Murdoch spared no effort in trying to charm his way into the Chinese
marketplace, including via
important princelings. In 1995 he instructed his Harper Collins publishing
house to print a hagiographical book about Deng Xiaoping, the late leader of
China, written by his daughter, Deng Rong, whose
husband ran one of China's main arms trading conglomerates. In 2001, his News
Corporation led a consortium with investment bank Goldman Sachs to inject $325
million of capital into China Netcom, controlled by a U.S.-educated entrepreneur named Jiang Mianheng, whom he had been courting. The company was on the verge of bankruptcy
but turned to gold the following year when Jiang's father, then-President Jiang
Zemin, transferred a third of the assets of China's monopoly fixed-line
telecommunications company into a new, merged Netcom entity.
In 2002, Zeng Qinghong was promoted to the Politburo Standing Committee, and then vice president, while his patron Jiang gradually bowed out from frontline duties. Ambitious politicians, officials and entrepreneurs continued to ply the Zeng family with praise and favors, and share in its glory. "Talking about all these princelings taking positions in government and wealth in the private sector, I think it's quite natural and may not be a bad thing," says the Chinese head of a foreign investment bank in China. "If it's not them making money, it would be somebody else." He adds that Zeng Wei is a personal friend who is "honest" and "a nice guy."
Zeng Qinghong's portfolio included managing mainland China's relationship with Hong Kong. His Hong Kong-based brother Zeng Qinghuai earned a reputation for aggressively muscling into business opportunities and facilitating compromises with Hong Kong businesspeople who encountered regulatory problems on the mainland. In 2010, a consortium reportedly involving Zeng Wei, Zeng Qinghuai, and convicted stock market speculators was barred from buying a Taiwanese insurance company. A businessman who knows Zeng Qinghuai says one of his more recent projects is China's tallest building, Shenzhen's recently completed Kingkey 100.
As for Zeng Wei, his business empire stretches to the midwest province of Shanxi, where in recent years he has joined with local coal barons desperately searching for protection from the risk of officials and entrepreneurs further up the food chain appropriating their assets.
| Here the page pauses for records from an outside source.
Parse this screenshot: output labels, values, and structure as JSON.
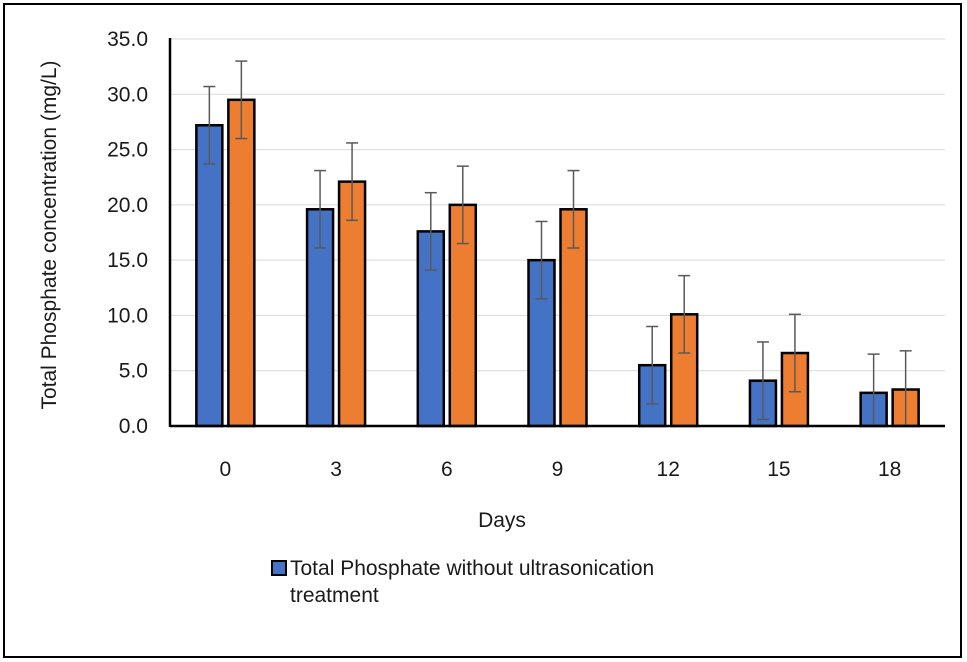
{
  "chart_data": {
    "type": "bar",
    "title": "",
    "xlabel": "Days",
    "ylabel": "Total Phosphate concentration (mg/L)",
    "categories": [
      "0",
      "3",
      "6",
      "9",
      "12",
      "15",
      "18"
    ],
    "ylim": [
      0,
      35
    ],
    "yticks": [
      "0.0",
      "5.0",
      "10.0",
      "15.0",
      "20.0",
      "25.0",
      "30.0",
      "35.0"
    ],
    "grid": "horizontal",
    "legend_position": "bottom",
    "series": [
      {
        "name": "Total Phosphate without ultrasonication treatment",
        "color": "#4472C4",
        "values": [
          27.2,
          19.6,
          17.6,
          15.0,
          5.5,
          4.1,
          3.0
        ],
        "error": [
          3.5,
          3.5,
          3.5,
          3.5,
          3.5,
          3.5,
          3.5
        ]
      },
      {
        "color": "#ED7D31",
        "values": [
          29.5,
          22.1,
          20.0,
          19.6,
          10.1,
          6.6,
          3.3
        ],
        "error": [
          3.5,
          3.5,
          3.5,
          3.5,
          3.5,
          3.5,
          3.5
        ]
      }
    ]
  }
}
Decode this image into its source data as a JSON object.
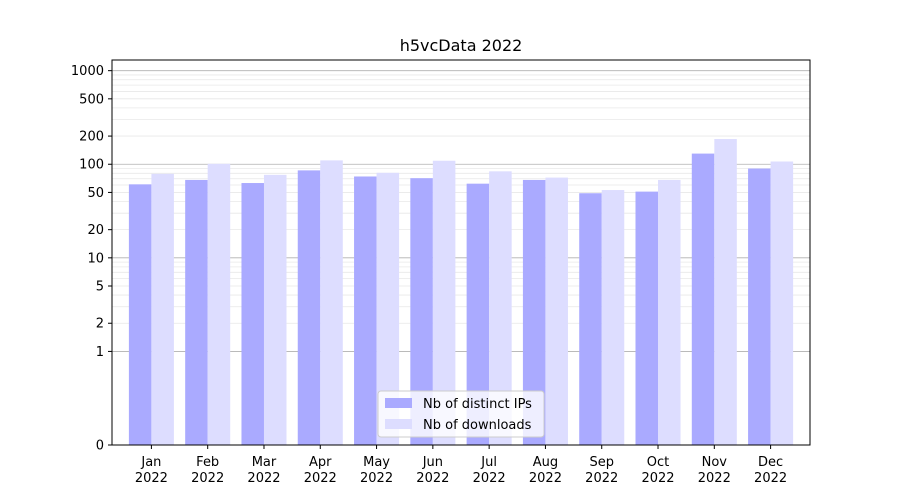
{
  "chart_data": {
    "type": "bar",
    "title": "h5vcData 2022",
    "xlabel": "",
    "ylabel": "",
    "y_scale": "symlog",
    "ylim": [
      0,
      1300
    ],
    "y_ticks": [
      0,
      1,
      2,
      5,
      10,
      20,
      50,
      100,
      200,
      500,
      1000
    ],
    "grid": true,
    "legend_position": "bottom-center",
    "categories": [
      {
        "month": "Jan",
        "year": "2022"
      },
      {
        "month": "Feb",
        "year": "2022"
      },
      {
        "month": "Mar",
        "year": "2022"
      },
      {
        "month": "Apr",
        "year": "2022"
      },
      {
        "month": "May",
        "year": "2022"
      },
      {
        "month": "Jun",
        "year": "2022"
      },
      {
        "month": "Jul",
        "year": "2022"
      },
      {
        "month": "Aug",
        "year": "2022"
      },
      {
        "month": "Sep",
        "year": "2022"
      },
      {
        "month": "Oct",
        "year": "2022"
      },
      {
        "month": "Nov",
        "year": "2022"
      },
      {
        "month": "Dec",
        "year": "2022"
      }
    ],
    "series": [
      {
        "name": "Nb of distinct IPs",
        "color": "#aaaaff",
        "values": [
          61,
          68,
          63,
          86,
          74,
          71,
          62,
          68,
          49,
          51,
          130,
          90
        ]
      },
      {
        "name": "Nb of downloads",
        "color": "#ddddff",
        "values": [
          79,
          101,
          77,
          110,
          81,
          109,
          84,
          72,
          53,
          68,
          186,
          107
        ]
      }
    ]
  }
}
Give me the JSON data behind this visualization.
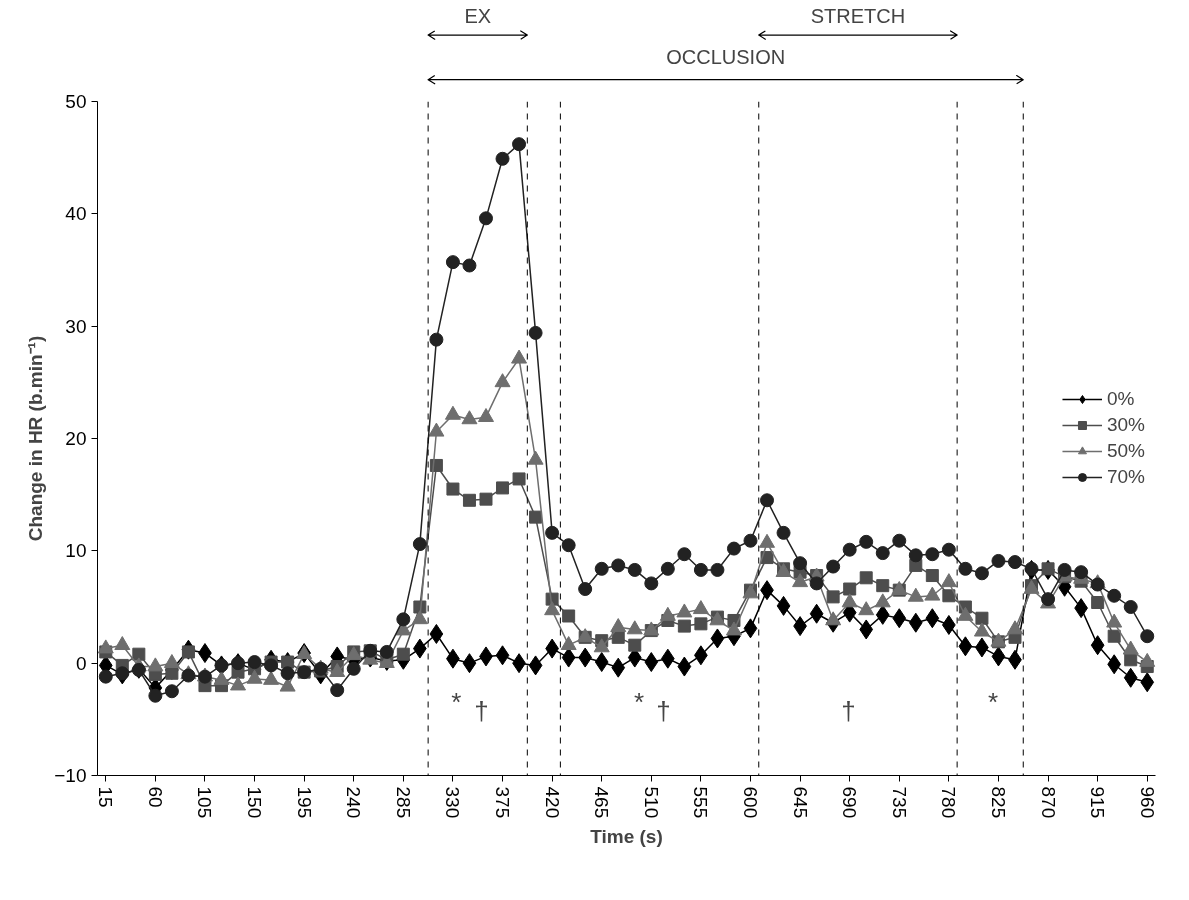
{
  "chart_data": {
    "type": "line",
    "xlabel": "Time (s)",
    "ylabel": "Change in HR (b.min⁻¹)",
    "x": [
      15,
      30,
      45,
      60,
      75,
      90,
      105,
      120,
      135,
      150,
      165,
      180,
      195,
      210,
      225,
      240,
      255,
      270,
      285,
      300,
      315,
      330,
      345,
      360,
      375,
      390,
      405,
      420,
      435,
      450,
      465,
      480,
      495,
      510,
      525,
      540,
      555,
      570,
      585,
      600,
      615,
      630,
      645,
      660,
      675,
      690,
      705,
      720,
      735,
      750,
      765,
      780,
      795,
      810,
      825,
      840,
      855,
      870,
      885,
      900,
      915,
      930,
      945,
      960
    ],
    "series": [
      {
        "name": "0%",
        "color": "#000000",
        "marker": "diamond",
        "values": [
          -0.2,
          -1.0,
          -0.5,
          -2.2,
          -0.6,
          1.2,
          0.9,
          -0.2,
          0.0,
          -0.6,
          0.3,
          0.1,
          0.9,
          -1.0,
          0.6,
          0.3,
          0.5,
          0.2,
          0.3,
          1.3,
          2.6,
          0.4,
          0.0,
          0.6,
          0.7,
          0.0,
          -0.2,
          1.3,
          0.5,
          0.5,
          0.1,
          -0.4,
          0.5,
          0.1,
          0.4,
          -0.3,
          0.7,
          2.2,
          2.4,
          3.1,
          6.5,
          5.1,
          3.3,
          4.4,
          3.6,
          4.5,
          3.0,
          4.3,
          4.0,
          3.6,
          4.0,
          3.4,
          1.5,
          1.4,
          0.6,
          0.3,
          8.3,
          8.3,
          6.8,
          4.9,
          1.6,
          -0.1,
          -1.3,
          -1.7
        ]
      },
      {
        "name": "30%",
        "color": "#4d4d4d",
        "marker": "square",
        "values": [
          1.0,
          -0.2,
          0.8,
          -1.0,
          -0.9,
          1.0,
          -2.0,
          -2.0,
          -0.8,
          -0.5,
          0.1,
          0.1,
          -0.8,
          -0.7,
          -0.3,
          1.0,
          1.1,
          0.3,
          0.8,
          5.0,
          17.6,
          15.5,
          14.5,
          14.6,
          15.6,
          16.4,
          13.0,
          5.7,
          4.2,
          2.3,
          2.0,
          2.3,
          1.6,
          2.9,
          3.8,
          3.3,
          3.5,
          4.1,
          3.8,
          6.5,
          9.4,
          8.4,
          8.1,
          7.8,
          5.9,
          6.6,
          7.6,
          6.9,
          6.5,
          8.7,
          7.8,
          6.0,
          5.0,
          4.0,
          1.9,
          2.3,
          6.9,
          8.4,
          7.7,
          7.3,
          5.4,
          2.4,
          0.3,
          -0.3
        ]
      },
      {
        "name": "50%",
        "color": "#6e6e6e",
        "marker": "triangle",
        "values": [
          1.3,
          1.6,
          -0.3,
          -0.3,
          0.0,
          -1.0,
          -1.2,
          -1.5,
          -2.0,
          -1.4,
          -1.5,
          -2.1,
          0.8,
          -0.5,
          -0.8,
          0.7,
          0.3,
          0.0,
          2.9,
          3.9,
          20.6,
          22.1,
          21.7,
          21.9,
          25.0,
          27.1,
          18.1,
          4.7,
          1.6,
          2.3,
          1.4,
          3.2,
          3.0,
          2.9,
          4.2,
          4.5,
          4.8,
          3.8,
          2.9,
          6.2,
          10.7,
          8.1,
          7.2,
          7.7,
          3.8,
          5.4,
          4.7,
          5.4,
          6.5,
          5.9,
          6.0,
          7.2,
          4.2,
          2.8,
          1.9,
          3.0,
          6.6,
          5.3,
          7.7,
          7.5,
          7.1,
          3.6,
          1.2,
          0.1
        ]
      },
      {
        "name": "70%",
        "color": "#222222",
        "marker": "circle",
        "values": [
          -1.2,
          -0.9,
          -0.6,
          -2.9,
          -2.5,
          -1.1,
          -1.2,
          -0.2,
          0.0,
          0.1,
          -0.2,
          -0.9,
          -0.8,
          -0.5,
          -2.4,
          -0.5,
          1.1,
          1.0,
          3.9,
          10.6,
          28.8,
          35.7,
          35.4,
          39.6,
          44.9,
          46.2,
          29.4,
          11.6,
          10.5,
          6.6,
          8.4,
          8.7,
          8.3,
          7.1,
          8.4,
          9.7,
          8.3,
          8.3,
          10.2,
          10.9,
          14.5,
          11.6,
          8.9,
          7.1,
          8.6,
          10.1,
          10.8,
          9.8,
          10.9,
          9.6,
          9.7,
          10.1,
          8.4,
          8.0,
          9.1,
          9.0,
          8.4,
          5.7,
          8.3,
          8.1,
          7.0,
          6.0,
          5.0,
          2.4
        ]
      }
    ],
    "xlim": [
      7.5,
      967.5
    ],
    "ylim": [
      -10,
      50
    ],
    "xticks": [
      15,
      60,
      105,
      150,
      195,
      240,
      285,
      330,
      375,
      420,
      465,
      510,
      555,
      600,
      645,
      690,
      735,
      780,
      825,
      870,
      915,
      960
    ],
    "yticks": [
      -10,
      0,
      10,
      20,
      30,
      40,
      50
    ],
    "grid": false,
    "legend": "right",
    "line_style": "solid",
    "ref_lines": [
      {
        "axis": "x",
        "value": 307.5,
        "line_style": "dashed",
        "color": "#000000"
      },
      {
        "axis": "x",
        "value": 397.5,
        "line_style": "dashed",
        "color": "#000000"
      },
      {
        "axis": "x",
        "value": 427.5,
        "line_style": "dashed",
        "color": "#000000"
      },
      {
        "axis": "x",
        "value": 607.5,
        "line_style": "dashed",
        "color": "#000000"
      },
      {
        "axis": "x",
        "value": 787.5,
        "line_style": "dashed",
        "color": "#000000"
      },
      {
        "axis": "x",
        "value": 847.5,
        "line_style": "dashed",
        "color": "#000000"
      }
    ],
    "annotations": [
      "EX",
      "OCCLUSION",
      "STRETCH",
      "*",
      "†",
      "*",
      "†",
      "†",
      "*"
    ]
  }
}
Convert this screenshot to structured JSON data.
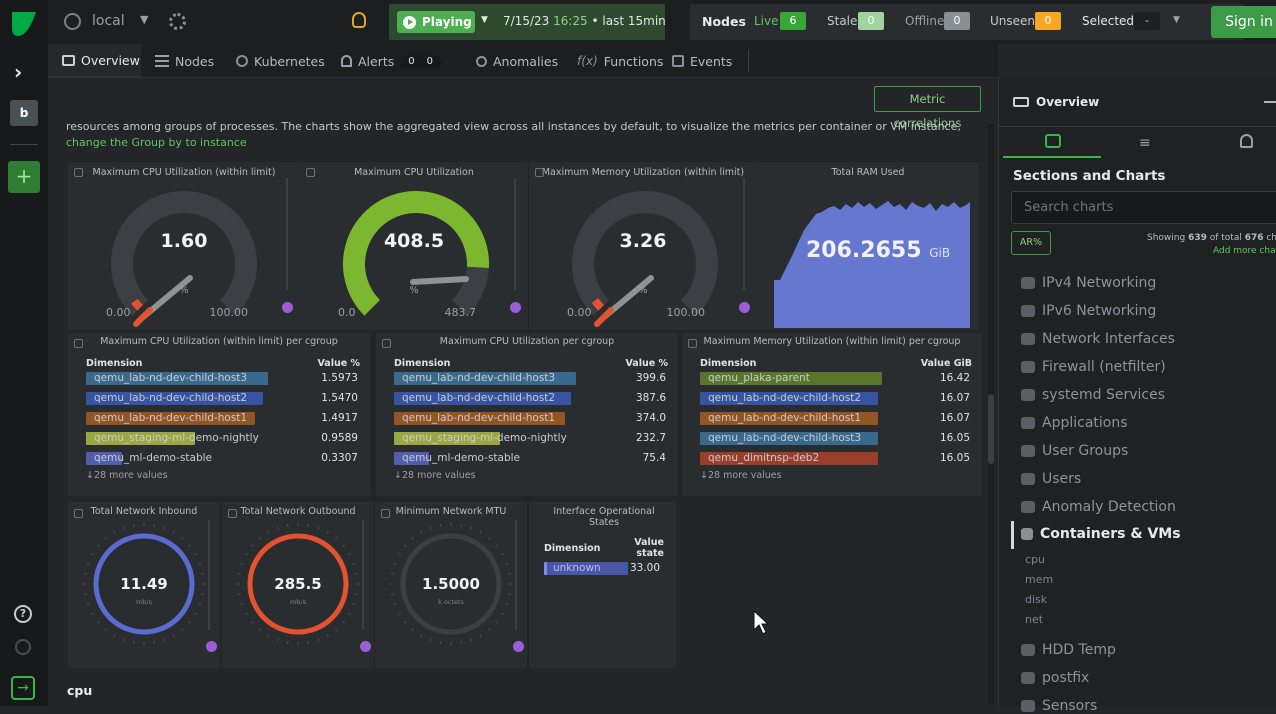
{
  "colors": {
    "accent": "#00ab44",
    "green": "#39b54a",
    "orange": "#f6a623",
    "play": "#4caf50",
    "gaugeGreen": "#7cb82f",
    "blue": "#5a6bd1",
    "red": "#e4522f"
  },
  "topbar": {
    "node_name": "local",
    "playing_label": "Playing",
    "date": "7/15/23",
    "time": "16:25",
    "range": "• last  15min",
    "nodes_label": "Nodes",
    "live_label": "Live",
    "live_count": "6",
    "stale_label": "Stale",
    "stale_count": "0",
    "offline_label": "Offline",
    "offline_count": "0",
    "unseen_label": "Unseen",
    "unseen_count": "0",
    "selected_label": "Selected",
    "selected_count": "-",
    "signin": "Sign in"
  },
  "rail": {
    "space_letter": "b",
    "add": "+"
  },
  "tabs": [
    {
      "label": "Overview"
    },
    {
      "label": "Nodes"
    },
    {
      "label": "Kubernetes"
    },
    {
      "label": "Alerts",
      "c1": "0",
      "c2": "0"
    },
    {
      "label": "Anomalies"
    },
    {
      "label": "Functions"
    },
    {
      "label": "Events"
    }
  ],
  "main": {
    "metric_correlations": "Metric correlations",
    "intro_text": "resources among groups of processes. The charts show the aggregated view across all instances by default, to visualize the metrics per container or VM instance,",
    "intro_link": "change the Group by to instance",
    "section_cpu": "cpu"
  },
  "gauges": [
    {
      "title": "Maximum CPU Utilization (within limit)",
      "value": "1.60",
      "unit": "%",
      "min": "0.00",
      "max": "100.00",
      "fraction": 0.016
    },
    {
      "title": "Maximum CPU Utilization",
      "value": "408.5",
      "unit": "%",
      "min": "0.0",
      "max": "483.7",
      "fraction": 0.845
    },
    {
      "title": "Maximum Memory Utilization (within limit)",
      "value": "3.26",
      "unit": "%",
      "min": "0.00",
      "max": "100.00",
      "fraction": 0.033
    }
  ],
  "ram": {
    "title": "Total RAM Used",
    "value": "206.2655",
    "unit": "GiB"
  },
  "tables": [
    {
      "title": "Maximum CPU Utilization (within limit) per cgroup",
      "dim": "Dimension",
      "val": "Value %",
      "more": "↓28 more values",
      "rows": [
        {
          "n": "qemu_lab-nd-dev-child-host3",
          "v": "1.5973",
          "c": "#3f7fae",
          "f": 1.0
        },
        {
          "n": "qemu_lab-nd-dev-child-host2",
          "v": "1.5470",
          "c": "#3a62c9",
          "f": 0.97
        },
        {
          "n": "qemu_lab-nd-dev-child-host1",
          "v": "1.4917",
          "c": "#b8631f",
          "f": 0.93
        },
        {
          "n": "qemu_staging-ml-demo-nightly",
          "v": "0.9589",
          "c": "#c3d048",
          "f": 0.6
        },
        {
          "n": "qemu_ml-demo-stable",
          "v": "0.3307",
          "c": "#5d6fd6",
          "f": 0.2
        }
      ]
    },
    {
      "title": "Maximum CPU Utilization per cgroup",
      "dim": "Dimension",
      "val": "Value %",
      "more": "↓28 more values",
      "rows": [
        {
          "n": "qemu_lab-nd-dev-child-host3",
          "v": "399.6",
          "c": "#3f7fae",
          "f": 1.0
        },
        {
          "n": "qemu_lab-nd-dev-child-host2",
          "v": "387.6",
          "c": "#3a62c9",
          "f": 0.97
        },
        {
          "n": "qemu_lab-nd-dev-child-host1",
          "v": "374.0",
          "c": "#b8631f",
          "f": 0.94
        },
        {
          "n": "qemu_staging-ml-demo-nightly",
          "v": "232.7",
          "c": "#c3d048",
          "f": 0.58
        },
        {
          "n": "qemu_ml-demo-stable",
          "v": "75.4",
          "c": "#5d6fd6",
          "f": 0.19
        }
      ]
    },
    {
      "title": "Maximum Memory Utilization (within limit) per cgroup",
      "dim": "Dimension",
      "val": "Value GiB",
      "more": "↓28 more values",
      "rows": [
        {
          "n": "qemu_plaka-parent",
          "v": "16.42",
          "c": "#6a8f2a",
          "f": 1.0
        },
        {
          "n": "qemu_lab-nd-dev-child-host2",
          "v": "16.07",
          "c": "#3a62c9",
          "f": 0.98
        },
        {
          "n": "qemu_lab-nd-dev-child-host1",
          "v": "16.07",
          "c": "#b8631f",
          "f": 0.98
        },
        {
          "n": "qemu_lab-nd-dev-child-host3",
          "v": "16.05",
          "c": "#3f7fae",
          "f": 0.98
        },
        {
          "n": "qemu_dimitnsp-deb2",
          "v": "16.05",
          "c": "#c0442b",
          "f": 0.98
        }
      ]
    }
  ],
  "net": [
    {
      "title": "Total Network Inbound",
      "value": "11.49",
      "unit": "mb/s",
      "color": "#5a6bd1"
    },
    {
      "title": "Total Network Outbound",
      "value": "285.5",
      "unit": "mb/s",
      "color": "#e4522f"
    },
    {
      "title": "Minimum Network MTU",
      "value": "1.5000",
      "unit": "k octets",
      "color": "#3b3f44"
    }
  ],
  "ifstate": {
    "title": "Interface Operational States",
    "dim": "Dimension",
    "val1": "Value",
    "val2": "state",
    "row": "unknown",
    "v": "33.00"
  },
  "rpanel": {
    "title": "Overview",
    "sections_title": "Sections and Charts",
    "search_placeholder": "Search charts",
    "ar": "AR%",
    "showing_pre": "Showing ",
    "showing_a": "639",
    "showing_mid": " of total ",
    "showing_b": "676",
    "showing_post": " cha",
    "add_more": "Add more chart",
    "items": [
      "IPv4 Networking",
      "IPv6 Networking",
      "Network Interfaces",
      "Firewall (netfilter)",
      "systemd Services",
      "Applications",
      "User Groups",
      "Users",
      "Anomaly Detection"
    ],
    "active": "Containers & VMs",
    "subs": [
      "cpu",
      "mem",
      "disk",
      "net"
    ],
    "after": [
      "HDD Temp",
      "postfix",
      "Sensors"
    ]
  }
}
Business sources say one of his coal-baron partners hosted the wedding of a daughter at a beach resort in March, where the dowry alone reportedly consisted of six Ferraris.
Zeng Wei also grew close to Dai Yong'ge and his billionaire sister Xiuli Hawken, respectively the CEO and largest shareholder of Hong Kong's Renhe Commercial, a company whose competitive advantage lies in winning approvals from a quasi-military agency to convert underground bomb shelters into upmarket shopping centers around China. In 2004 Zeng Wei's dance-school graduate wife Jiang Mei was appointed as a director of an Australian company, Renhe International, alongside Dai and Hawken. In November 2006 Zeng and his wife joined Dai and Hawken as directors of another company in Australia, Fruit Master International. Zeng's wife had been working with Renhe since 2002 and was appointed as a director of the Renhe group board in December 2007, around the time the couple were buying their harbor-side home opposite the mansion that used to be owned by Lachlan Murdoch.
(The price of Renhe corporate bonds has tanked in recent weeks, to 60 cents in
the dollar, as investors fret over the value of the company's connection with
Zeng Wei. "The value of the underground bomb shelters is equal to the value of
the guanxi, and that is not disclosed in the prospectus," says a
Singapore-based debt trader at an investment bank. "And if there's a war they
have to hand the bomb shelter back.")
In the end, Murdoch's prodigious lobbying efforts failed and he pulled Star TV out of the Chinese market. It seems the lasting legacy of Murdoch's extravagant hospitality to Zeng Qinghong was his son's subsequent decision to join Australia's business migration program. The Zeng family spends most of its time in Beijing, where they have a villa in the comfortable but not overly ostentatious Yosemite compound (developed, as it happens, by Luneng). But Zeng Wei would like his two sons to be educated in Australia, far from the white-knuckle adventures of Chinese politics and business, according to family representatives in Australia, just as his father had wanted him to be.
The risk of regulatory scrutiny, while his father was embroiled in ruthless factional contest involving the former, current and future presidents, may have hastened Zeng Wei's search for an overseas refuge, according to his Beijing friends. Last year Zhang Chunjiang, who ran China Netcom and was close friends with the son of former president Jiang, was given a suspended death sentence for corruption in relation to a subsequent role. In 2010, Zeng Wei's old friend at the Securities Regulatory Commission, Wang Yi, was also sentenced to death with a two-year reprieve for corruption, again relating to a subsequent role. Both sentences are expected to be commuted to life imprisonment, and neither case was explicitly connected with Zeng Wei, but no doubt it gave him pause for thought. The pioneers of princeling politics had been warned.
But then again, Zeng should be fine. The Communist Party has proven over 25 years that it hasn't got the stomach to discipline its children.